This was ANE International’s co-founder, Rachel Shilletto’s post in 2013:
“In great need of prayers right now, I’m hoping for Mother’s paranoia but we are at Guelph General and waiting for doc to see Arden.”
This was the second most horrific night of my life, sitting on the verge of falling apart and denial, I prayed and prayed that I was insane. That I was being paranoid thinking that my daughter was going to get have another ANE episode. We had been told in 2009 that the likely hood of another episode was really minuscule. But here, we were in the middle of the night, praying to God, that we were being overly sensitive. It would take us 38 hours of arguing with the on call Pediatrician to get the care that our daughter deserved and needed. I did not sleep in those 38 hours. I cried, cried and tried to keep myself busy wanting to deny that we were going through this AGAIN.

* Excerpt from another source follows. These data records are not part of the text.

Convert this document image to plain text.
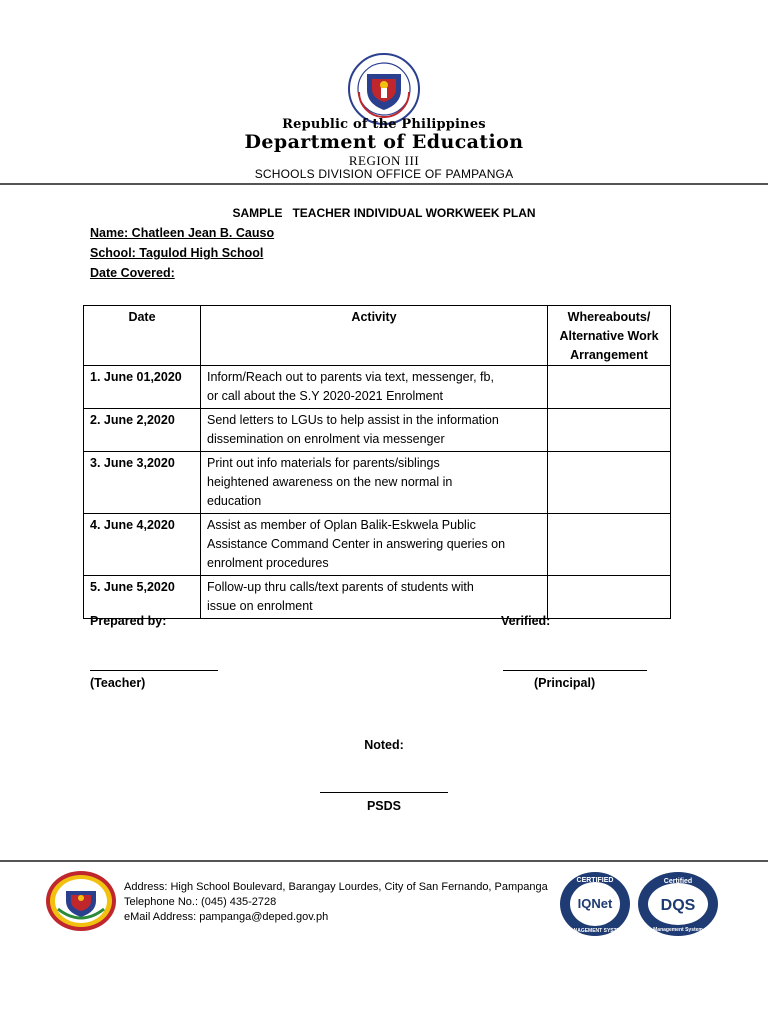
Republic of the Philippines
Department of Education
REGION III
SCHOOLS DIVISION OFFICE OF PAMPANGA
SAMPLE   TEACHER INDIVIDUAL WORKWEEK PLAN
Name: Chatleen Jean B. Causo
School: Tagulod High School
Date Covered:
Date	Activity	Whereabouts/
Alternative Work
Arrangement

1. June 01,2020	Inform/Reach out to parents via text, messenger, fb,
or call about the S.Y 2020-2021 Enrolment	

2. June 2,2020	Send letters to LGUs to help assist in the information
dissemination on enrolment via messenger	

3. June 3,2020	Print out info materials for parents/siblings
heightened awareness on the new normal in
education	

4. June 4,2020	Assist as member of Oplan Balik-Eskwela Public
Assistance Command Center in answering queries on
enrolment procedures	

5. June 5,2020	Follow-up thru calls/text parents of students with
issue on enrolment	

Prepared by:	Verified:
(Teacher)	(Principal)
Noted:
PSDS
Address: High School Boulevard, Barangay Lourdes, City of San Fernando, Pampanga
Telephone No.: (045) 435-2728
eMail Address: pampanga@deped.gov.ph
CERTIFIED
IQNet
MANAGEMENT SYSTEM
Certified
DQS
Management System
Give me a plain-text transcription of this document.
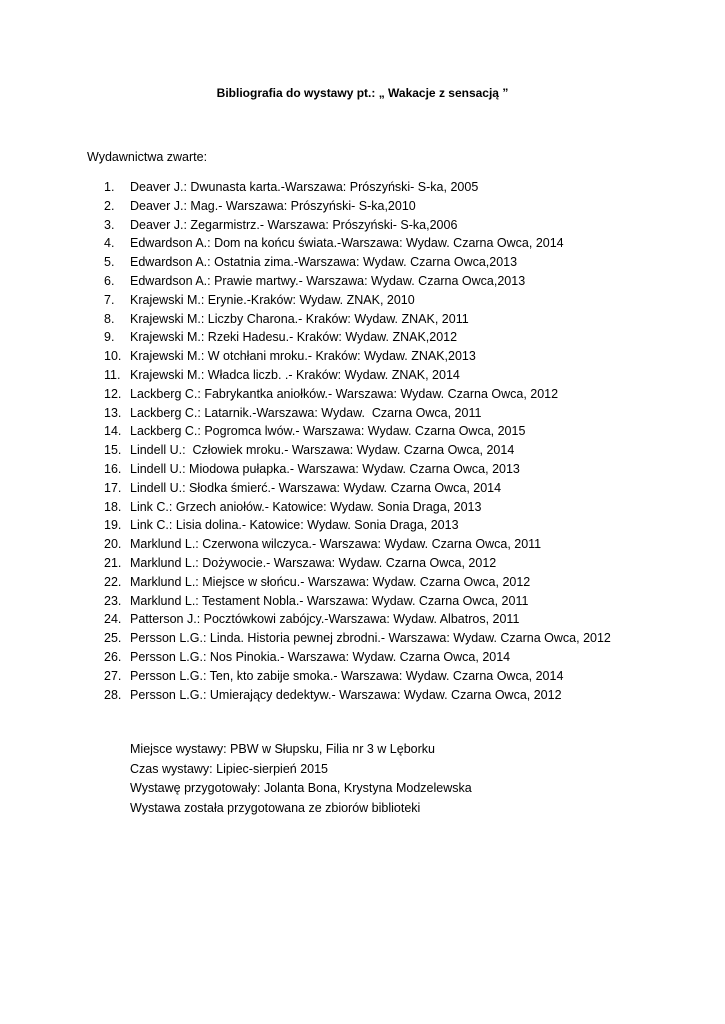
Bibliografia do wystawy pt.: „ Wakacje z sensacją ”
Wydawnictwa zwarte:
1.	Deaver J.: Dwunasta karta.-Warszawa: Prószyński- S-ka, 2005
2.	Deaver J.: Mag.- Warszawa: Prószyński- S-ka,2010
3.	Deaver J.: Zegarmistrz.- Warszawa: Prószyński- S-ka,2006
4.	Edwardson A.: Dom na końcu świata.-Warszawa: Wydaw. Czarna Owca, 2014
5.	Edwardson A.: Ostatnia zima.-Warszawa: Wydaw. Czarna Owca,2013
6.	Edwardson A.: Prawie martwy.- Warszawa: Wydaw. Czarna Owca,2013
7.	Krajewski M.: Erynie.-Kraków: Wydaw. ZNAK, 2010
8.	Krajewski M.: Liczby Charona.- Kraków: Wydaw. ZNAK, 2011
9.	Krajewski M.: Rzeki Hadesu.- Kraków: Wydaw. ZNAK,2012
10. Krajewski M.: W otchłani mroku.- Kraków: Wydaw. ZNAK,2013
11. Krajewski M.: Władca liczb. .- Kraków: Wydaw. ZNAK, 2014
12. Lackberg C.: Fabrykantka aniołków.- Warszawa: Wydaw. Czarna Owca, 2012
13. Lackberg C.: Latarnik.-Warszawa: Wydaw.  Czarna Owca, 2011
14. Lackberg C.: Pogromca lwów.- Warszawa: Wydaw. Czarna Owca, 2015
15. Lindell U.:  Człowiek mroku.- Warszawa: Wydaw. Czarna Owca, 2014
16. Lindell U.: Miodowa pułapka.- Warszawa: Wydaw. Czarna Owca, 2013
17. Lindell U.: Słodka śmierć.- Warszawa: Wydaw. Czarna Owca, 2014
18. Link C.: Grzech aniołów.- Katowice: Wydaw. Sonia Draga, 2013
19. Link C.: Lisia dolina.- Katowice: Wydaw. Sonia Draga, 2013
20. Marklund L.: Czerwona wilczyca.- Warszawa: Wydaw. Czarna Owca, 2011
21. Marklund L.: Dożywocie.- Warszawa: Wydaw. Czarna Owca, 2012
22. Marklund L.: Miejsce w słońcu.- Warszawa: Wydaw. Czarna Owca, 2012
23. Marklund L.: Testament Nobla.- Warszawa: Wydaw. Czarna Owca, 2011
24. Patterson J.: Pocztówkowi zabójcy.-Warszawa: Wydaw. Albatros, 2011
25. Persson L.G.: Linda. Historia pewnej zbrodni.- Warszawa: Wydaw. Czarna Owca, 2012
26. Persson L.G.: Nos Pinokia.- Warszawa: Wydaw. Czarna Owca, 2014
27. Persson L.G.: Ten, kto zabije smoka.- Warszawa: Wydaw. Czarna Owca, 2014
28. Persson L.G.: Umierający dedektyw.- Warszawa: Wydaw. Czarna Owca, 2012
Miejsce wystawy: PBW w Słupsku, Filia nr 3 w Lęborku
Czas wystawy: Lipiec-sierpień 2015
Wystawę przygotowały: Jolanta Bona, Krystyna Modzelewska
Wystawa została przygotowana ze zbiorów biblioteki
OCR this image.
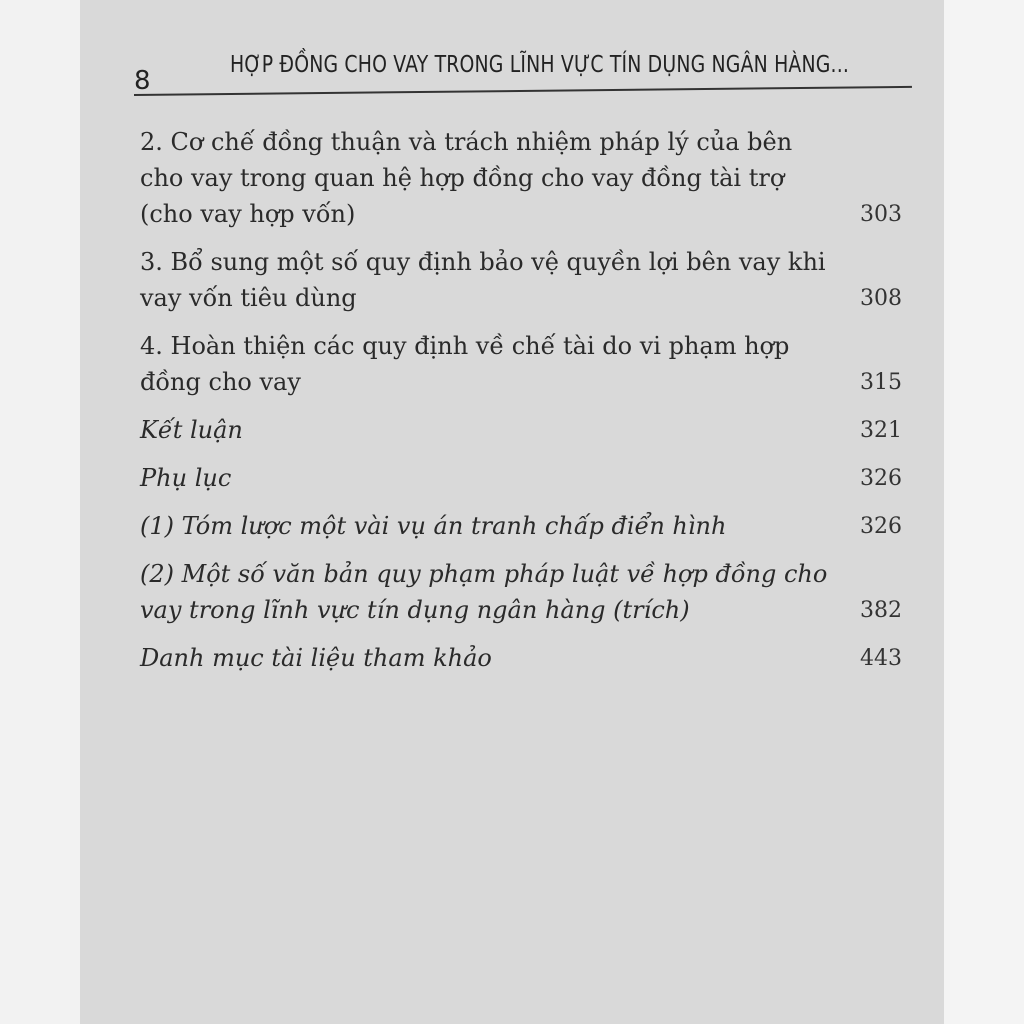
8
HỢP ĐỒNG CHO VAY TRONG LĨNH VỰC TÍN DỤNG NGÂN HÀNG...
2. Cơ chế đồng thuận và trách nhiệm pháp lý của bên cho vay trong quan hệ hợp đồng cho vay đồng tài trợ (cho vay hợp vốn)	303
3. Bổ sung một số quy định bảo vệ quyền lợi bên vay khi vay vốn tiêu dùng	308
4. Hoàn thiện các quy định về chế tài do vi phạm hợp đồng cho vay	315
Kết luận	321
Phụ lục	326
(1) Tóm lược một vài vụ án tranh chấp điển hình	326
(2) Một số văn bản quy phạm pháp luật về hợp đồng cho vay trong lĩnh vực tín dụng ngân hàng (trích)	382
Danh mục tài liệu tham khảo	443
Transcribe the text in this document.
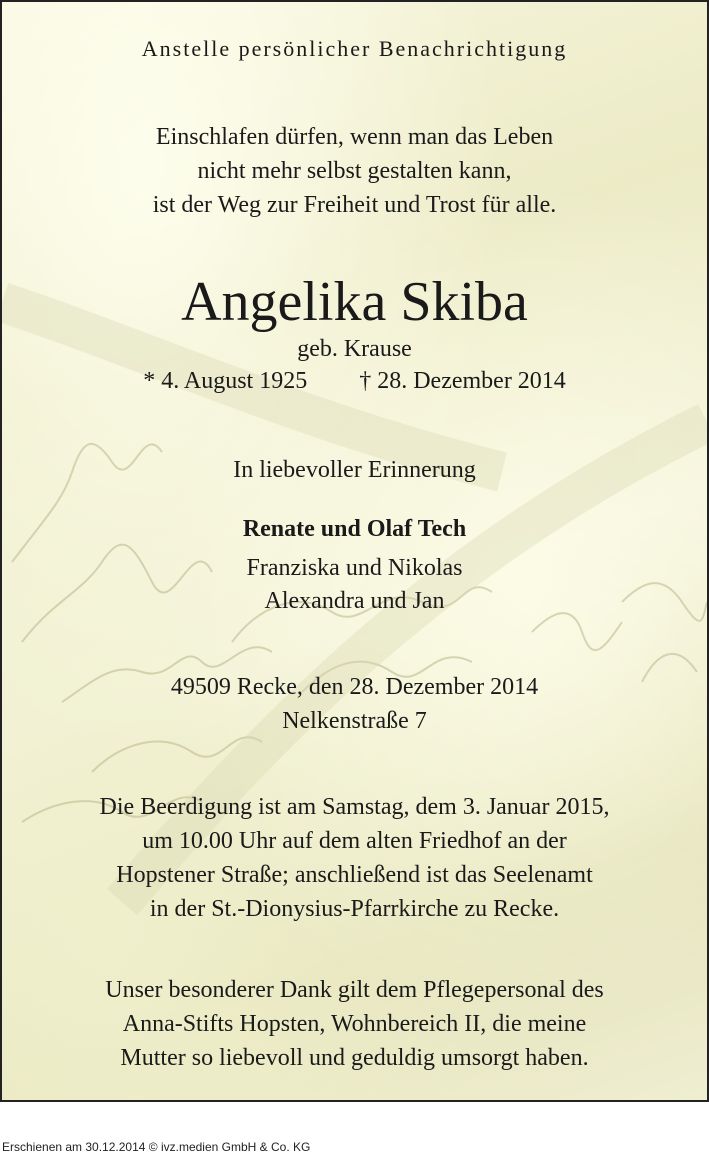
Anstelle persönlicher Benachrichtigung
Einschlafen dürfen, wenn man das Leben
nicht mehr selbst gestalten kann,
ist der Weg zur Freiheit und Trost für alle.
Angelika Skiba
geb. Krause
* 4. August 1925 † 28. Dezember 2014
In liebevoller Erinnerung
Renate und Olaf Tech
Franziska und Nikolas
Alexandra und Jan
49509 Recke, den 28. Dezember 2014
Nelkenstraße 7
Die Beerdigung ist am Samstag, dem 3. Januar 2015,
um 10.00 Uhr auf dem alten Friedhof an der
Hopstener Straße; anschließend ist das Seelenamt
in der St.-Dionysius-Pfarrkirche zu Recke.
Unser besonderer Dank gilt dem Pflegepersonal des
Anna-Stifts Hopsten, Wohnbereich II, die meine
Mutter so liebevoll und geduldig umsorgt haben.
Erschienen am 30.12.2014 © ivz.medien GmbH & Co. KG
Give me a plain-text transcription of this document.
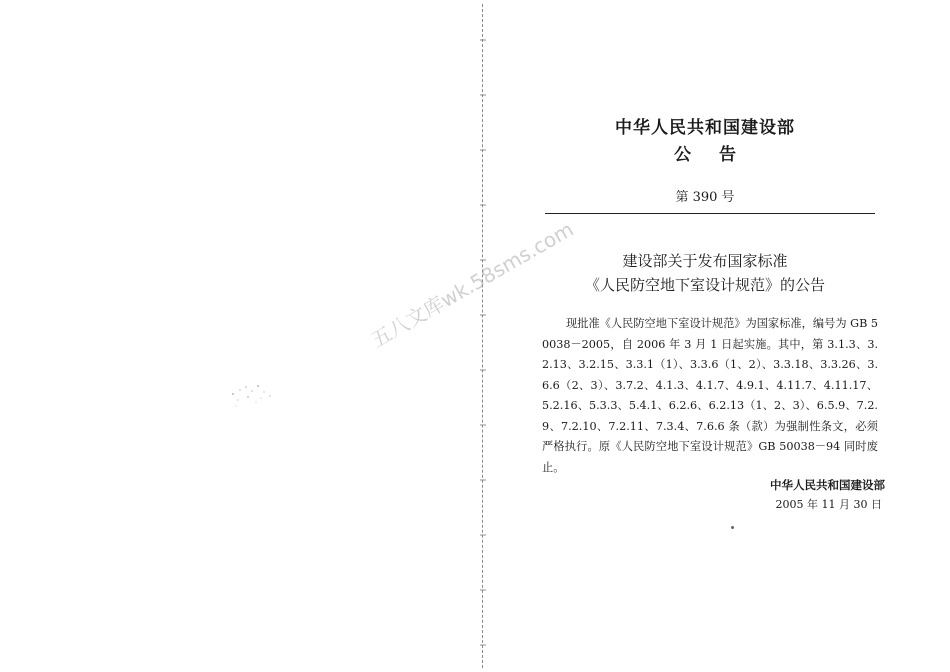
中华人民共和国建设部
公告
第 390 号
建设部关于发布国家标准
《人民防空地下室设计规范》的公告
现批准《人民防空地下室设计规范》为国家标准，编号为 GB 50038－2005，自 2006 年 3 月 1 日起实施。其中，第 3.1.3、3.2.13、3.2.15、3.3.1（1）、3.3.6（1、2）、3.3.18、3.3.26、3.6.6（2、3）、3.7.2、4.1.3、4.1.7、4.9.1、4.11.7、4.11.17、5.2.16、5.3.3、5.4.1、6.2.6、6.2.13（1、2、3）、6.5.9、7.2.9、7.2.10、7.2.11、7.3.4、7.6.6 条（款）为强制性条文，必须严格执行。原《人民防空地下室设计规范》GB 50038－94 同时废止。
中华人民共和国建设部
2005 年 11 月 30 日
五八文库wk.58sms.com
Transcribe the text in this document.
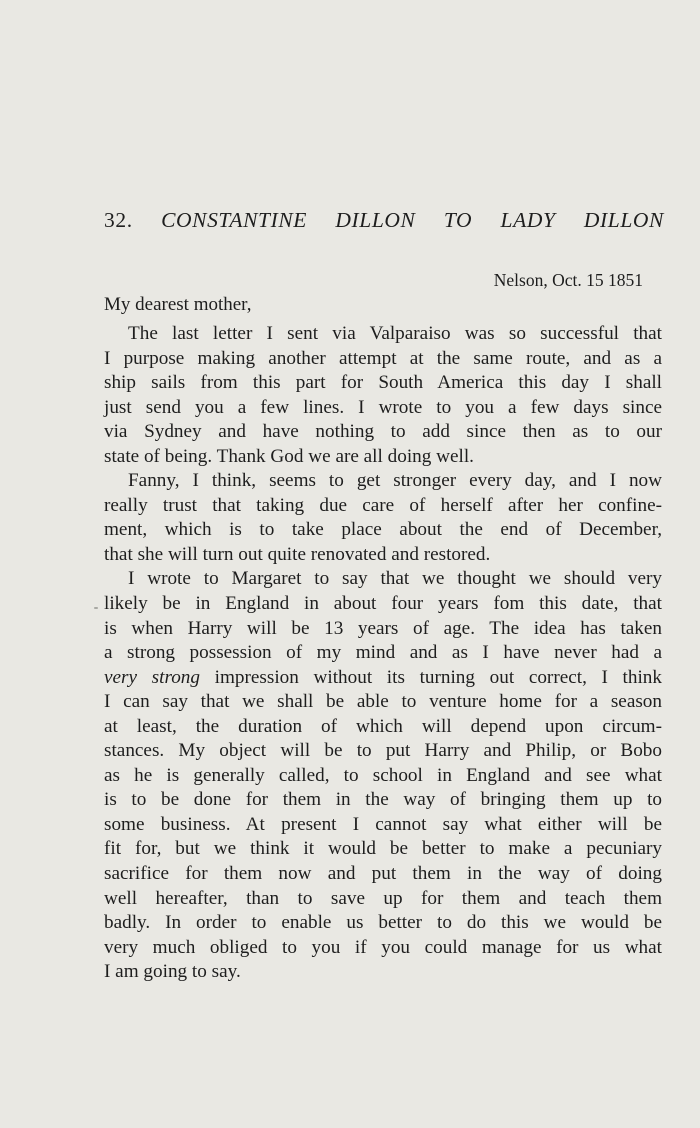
32. CONSTANTINE DILLON TO LADY DILLON
Nelson, Oct. 15 1851
My dearest mother,
The last letter I sent via Valparaiso was so successful that
I purpose making another attempt at the same route, and as a
ship sails from this part for South America this day I shall
just send you a few lines. I wrote to you a few days since
via Sydney and have nothing to add since then as to our
state of being. Thank God we are all doing well.
Fanny, I think, seems to get stronger every day, and I now
really trust that taking due care of herself after her confine-
ment, which is to take place about the end of December,
that she will turn out quite renovated and restored.
I wrote to Margaret to say that we thought we should very
likely be in England in about four years fom this date, that
is when Harry will be 13 years of age. The idea has taken
a strong possession of my mind and as I have never had a
very strong impression without its turning out correct, I think
I can say that we shall be able to venture home for a season
at least, the duration of which will depend upon circum-
stances. My object will be to put Harry and Philip, or Bobo
as he is generally called, to school in England and see what
is to be done for them in the way of bringing them up to
some business. At present I cannot say what either will be
fit for, but we think it would be better to make a pecuniary
sacrifice for them now and put them in the way of doing
well hereafter, than to save up for them and teach them
badly. In order to enable us better to do this we would be
very much obliged to you if you could manage for us what
I am going to say.
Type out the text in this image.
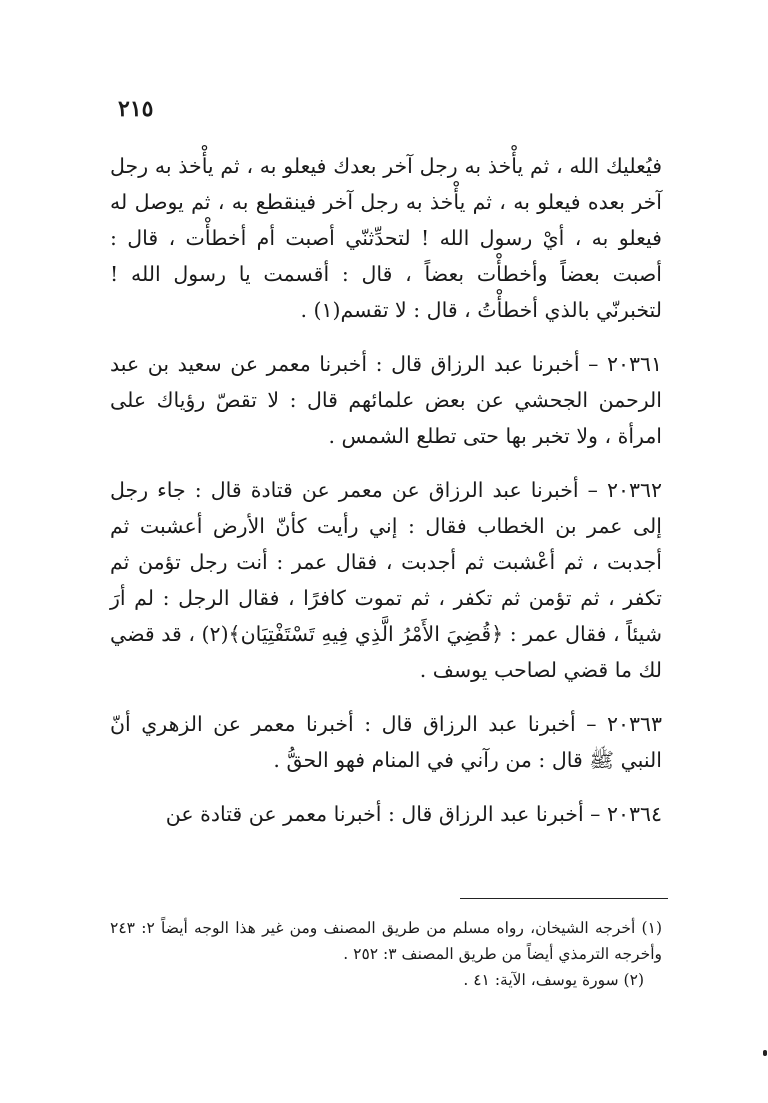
٢١٥

فيُعليك الله ، ثم يأْخذ به رجل آخر بعدك فيعلو به ، ثم يأْخذ به رجل آخر بعده فيعلو به ، ثم يأْخذ به رجل آخر فينقطع به ، ثم يوصل له فيعلو به ، أيْ رسول الله ! لتحدِّثنّي أصبت أم أخطأْت ، قال : أصبت بعضاً وأخطأْت بعضاً ، قال : أقسمت يا رسول الله ! لتخبرنّي بالذي أخطأْتُ ، قال : لا تقسم(١) .

٢٠٣٦١ – أخبرنا عبد الرزاق قال : أخبرنا معمر عن سعيد بن عبد الرحمن الجحشي عن بعض علمائهم قال : لا تقصّ رؤياك على امرأة ، ولا تخبر بها حتى تطلع الشمس .

٢٠٣٦٢ – أخبرنا عبد الرزاق عن معمر عن قتادة قال : جاء رجل إلى عمر بن الخطاب فقال : إني رأيت كأنّ الأرض أعشبت ثم أجدبت ، ثم أعْشبت ثم أجدبت ، فقال عمر : أنت رجل تؤمن ثم تكفر ، ثم تؤمن ثم تكفر ، ثم تموت كافرًا ، فقال الرجل : لم أرَ شيئاً ، فقال عمر : ﴿قُضِيَ الأَمْرُ الَّذِي فِيهِ تَسْتَفْتِيَان﴾(٢) ، قد قضي لك ما قضي لصاحب يوسف .

٢٠٣٦٣ – أخبرنا عبد الرزاق قال : أخبرنا معمر عن الزهري أنّ النبي ﷺ قال : من رآني في المنام فهو الحقُّ .

٢٠٣٦٤ – أخبرنا عبد الرزاق قال : أخبرنا معمر عن قتادة عن

(١) أخرجه الشيخان، رواه مسلم من طريق المصنف ومن غير هذا الوجه أيضاً ٢: ٢٤٣ وأخرجه الترمذي أيضاً من طريق المصنف ٣: ٢٥٢ .

(٢) سورة يوسف، الآية: ٤١ .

Now, every time that either child as a fever, I sleep with my body fully aware ready to jump out of bed if they need me or if they breath funny. I spend all their feverish time in this haze trying to act normal and not fall apart. Fighting unwanted images that sends my heart racing and my temples hurting. I wake up with eyes reddened by unshed tears and my throat raw from emotions that I am battling. It took a burnout to even become mindful enough to realize the impact that this persistent trauma is causing me. Now I need to find a way that will help me deal with this reaction. There’s a 25% change that at every Influenza B episode, that she can relapse. I need to be prepared for this but I also need to deal with trauma that is so emotionally & physically taxing so I can heal my soul, body and mind.
This date as well as March 9th, 2009 will always stay with me as this is the death of a different version of my daughter. A version that I mourn and that now lives in my heart as I embrace my daughter in this other beautiful and empathetic version of herself.